Trazo en mi cabeza un perfil de don Carlos en 1983: es un muchacho de 35 años
enfocado más en la poesía que en la narrativa, pues en este último género ha publicado sólo Las
Llaves de Urgell (1970) y Minas del retorno (1982). Ha estudiado hebreo, griego clásico, latín,
maya, francés, portugués, italiano e inglés. Falta un par de años para que ingrese en la Academia
Mexicana de la Lengua. Justo en ese momento recibe una invitación para impartir talleres
literarios con poetas zapotecas y chinantecas.

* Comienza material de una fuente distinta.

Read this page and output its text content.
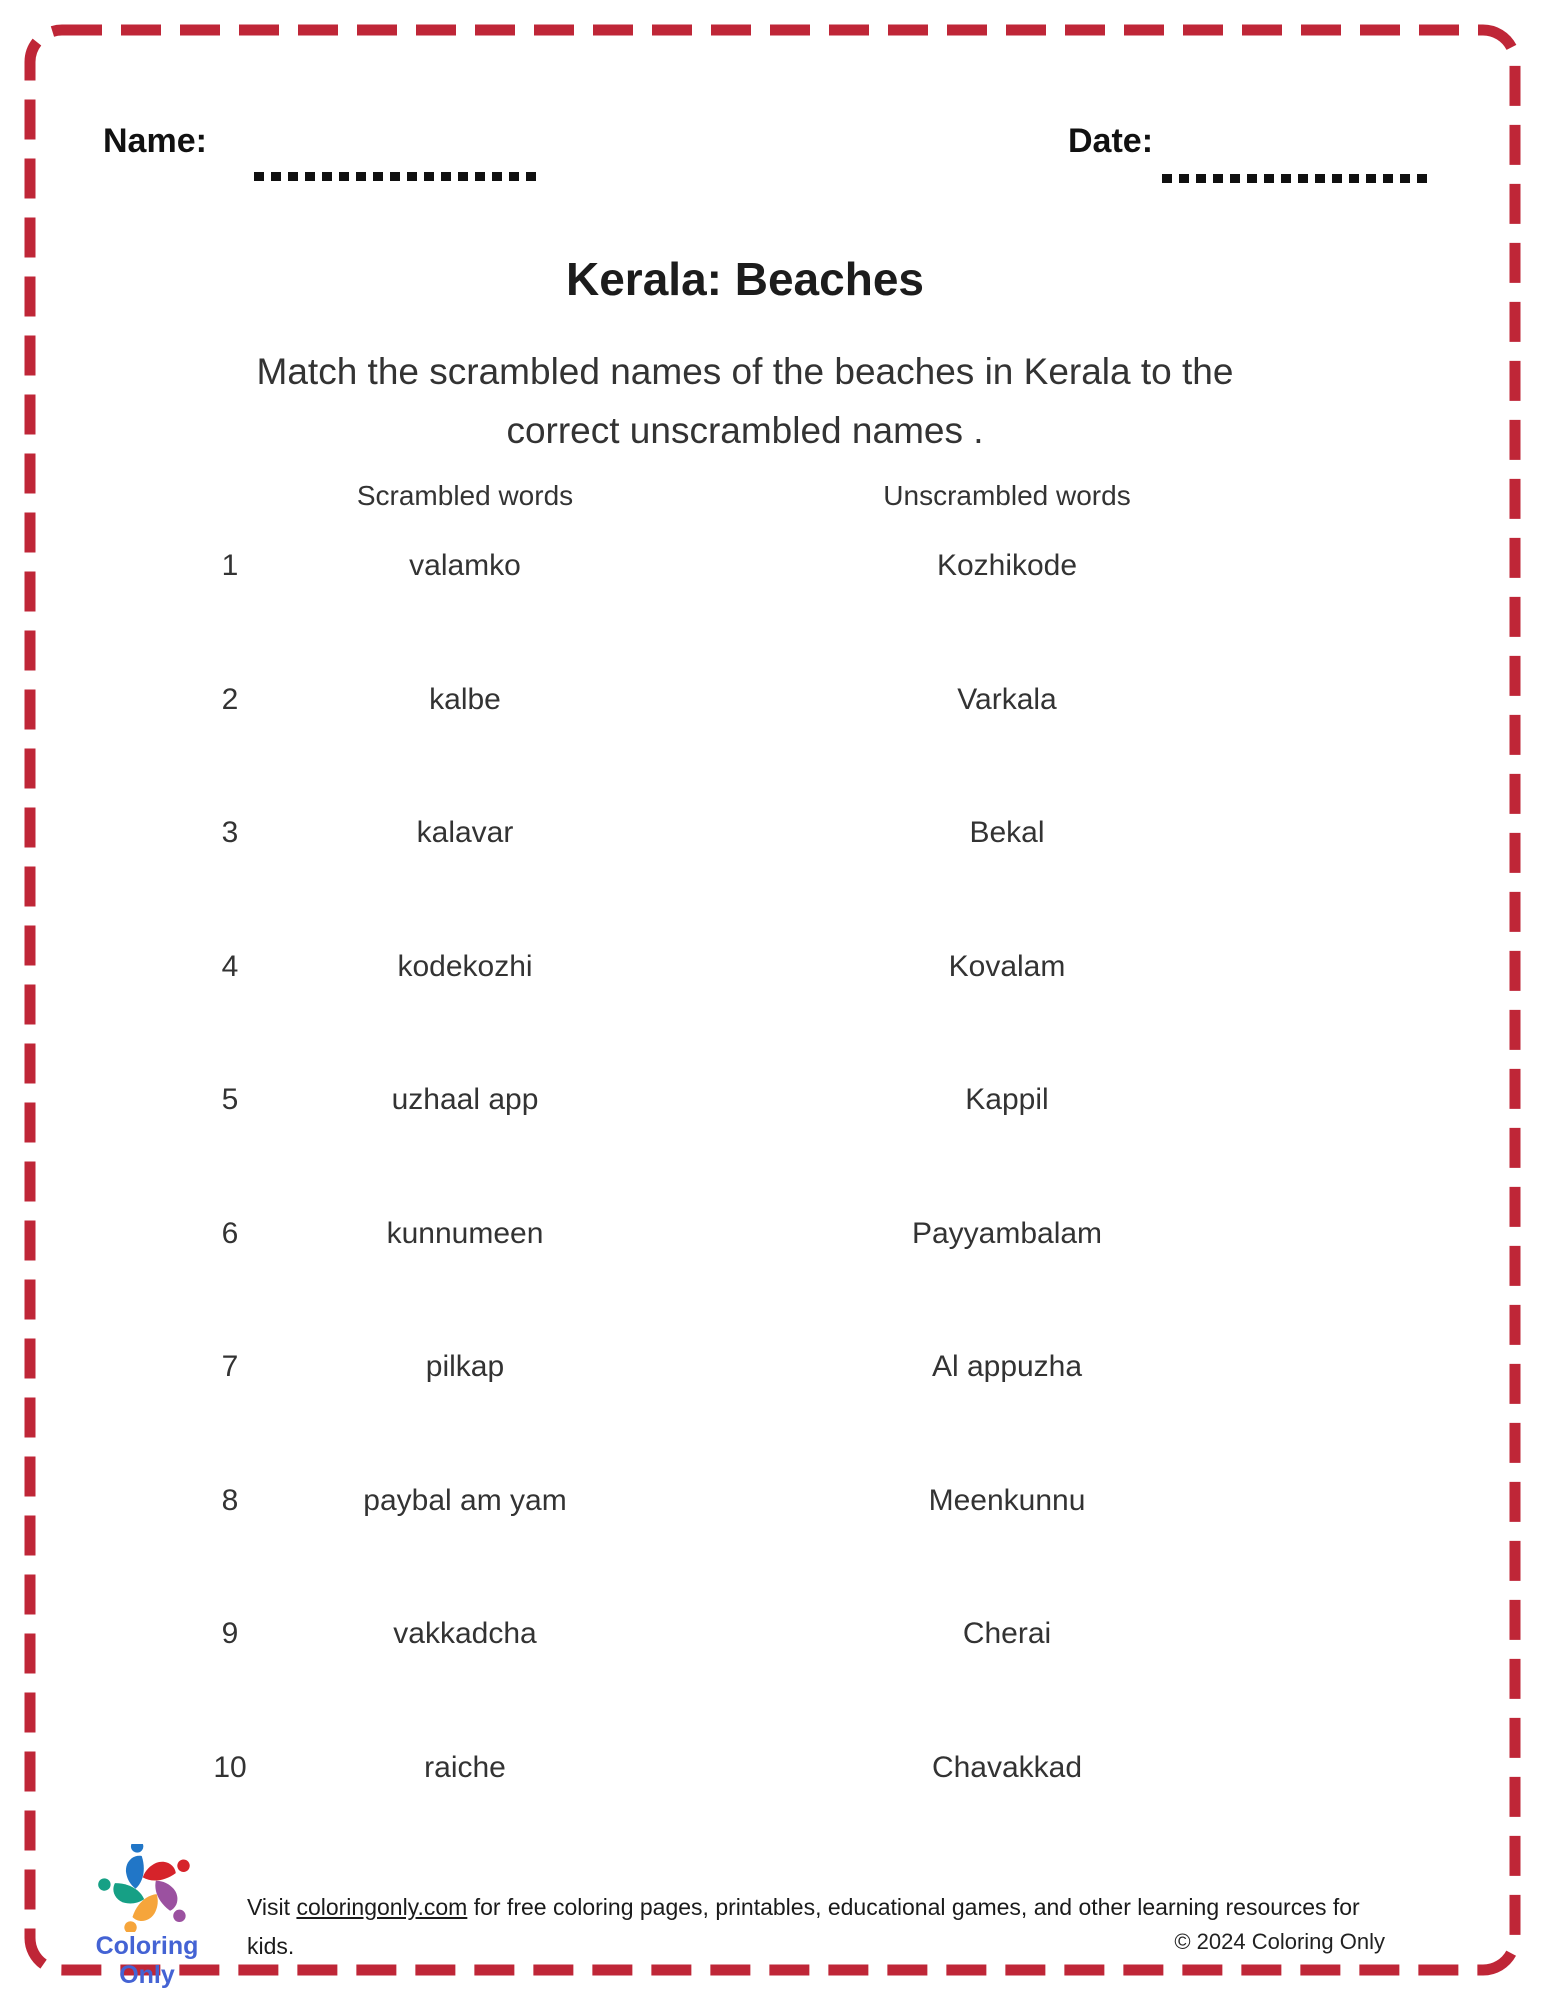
Name:	Date:
Kerala: Beaches
Match the scrambled names of the beaches in Kerala to the
correct unscrambled names .
Scrambled words	Unscrambled words
1	valamko	Kozhikode
2	kalbe	Varkala
3	kalavar	Bekal
4	kodekozhi	Kovalam
5	uzhaal app	Kappil
6	kunnumeen	Payyambalam
7	pilkap	Al appuzha
8	paybal am yam	Meenkunnu
9	vakkadcha	Cherai
10	raiche	Chavakkad
Coloring Only
Visit coloringonly.com for free coloring pages, printables, educational games, and other learning resources for
kids.	© 2024 Coloring Only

Encuentros en Oaxaca es la bitácora que Montemayor llevó durante la época en que
impartió esos talleres. El tono impersonal con que comienzan los apuntes no tarda en deslizarse a
la reflexión y luego a la confesión. En esa metamorfosis reside el enorme valor de este libro.
Asistimos a las transformaciones internas de don Carlos, quien busca asimilarse al sitio y no
verse a sí mismo como un forastero, sólo para admitir que llegó con otra idea, con una fantasía
de lo que iba a encontrar. Conforme los encuentros se suceden, se desata en el autor una crisis
vital que se profundiza al grado en que acaba cuestionándose si el oficio de escritor sirve para
algo en términos humanos, pues a la luz de lo que ve en Oaxaca le parecen inútiles muchas de las
dinámicas actuales de los escritores.
Cuando leí este libro, me fue imposible no sentirme identificado: vivía yo en la sierra de
Guerrero y desde allá muchas prácticas del ambiente literario me parecían afectadas, viciadas,
atoradas en debates estériles. Tormentas en un dedal. En un país donde hay millones de niños sin
acceso a educación, donde a diario desaparecen muchachas y jóvenes por sus ideas políticas,
donde hay madres que se pasan años clavando varillas en la tierra para dar con el cadáver de su
esposo, las becas y los premios no pueden ser el objetivo. Se trata de dejar de vivir como si
fuésemos poseedores de la verdad única, como si sólo ciertos intereses y perspectivas fuesen
válidos. Como en su momento lo hizo Carlos Montemayor, me pregunto desde entonces si
mi trabajo como escritor sirve tanto el de quienes saben herrar, sembrar o producir
carbón.
En busca de sentido, el chihuahuense acudió a Juan Rulfo, quien había sido su tutor en el
Centro Mexicano de Escritores. El autor de “Luvina” le dijo que había aprendido mucho de los
pueblos originarios. Si conocemos esta historia es porque en 1983, Montemayor regresó a esos
recuerdos como una forma de buscar apoyo y concluyó que para los poetas que habitan en la
sierra y escriben en alguna lengua originaria “la literatura tiene otro valor, o es suceptible de
tener otro valor. No les importa quién soy literariamente; no les importa de quién soy amigo en
México o en Estados Unidos, ni qué poetas me gustan y cuáles no”. Además hace una anotación
que es clave, pues se advierte el germen de uno de los capítulos esenciales de su novela cumbre,
Guerra en el paraíso: “Tan absurdo como decirle a Fortino [uno de los asistentes a su taller] que
lo que hace falta es leer a Valéry o a Breton, me resulta imaginar a un troskysta universitario
asegurando a Federica o a Anastasio que la solución a sus problemas sería el conjunto de
principios con que un partido político se empeña en ver y explicar el mundo. El sentimiento de
que eso estorba, de que eso es una construcción ficticia, me hace considerar inútiles muchas de
las actividades y afanes de los escritores de este tiempo”.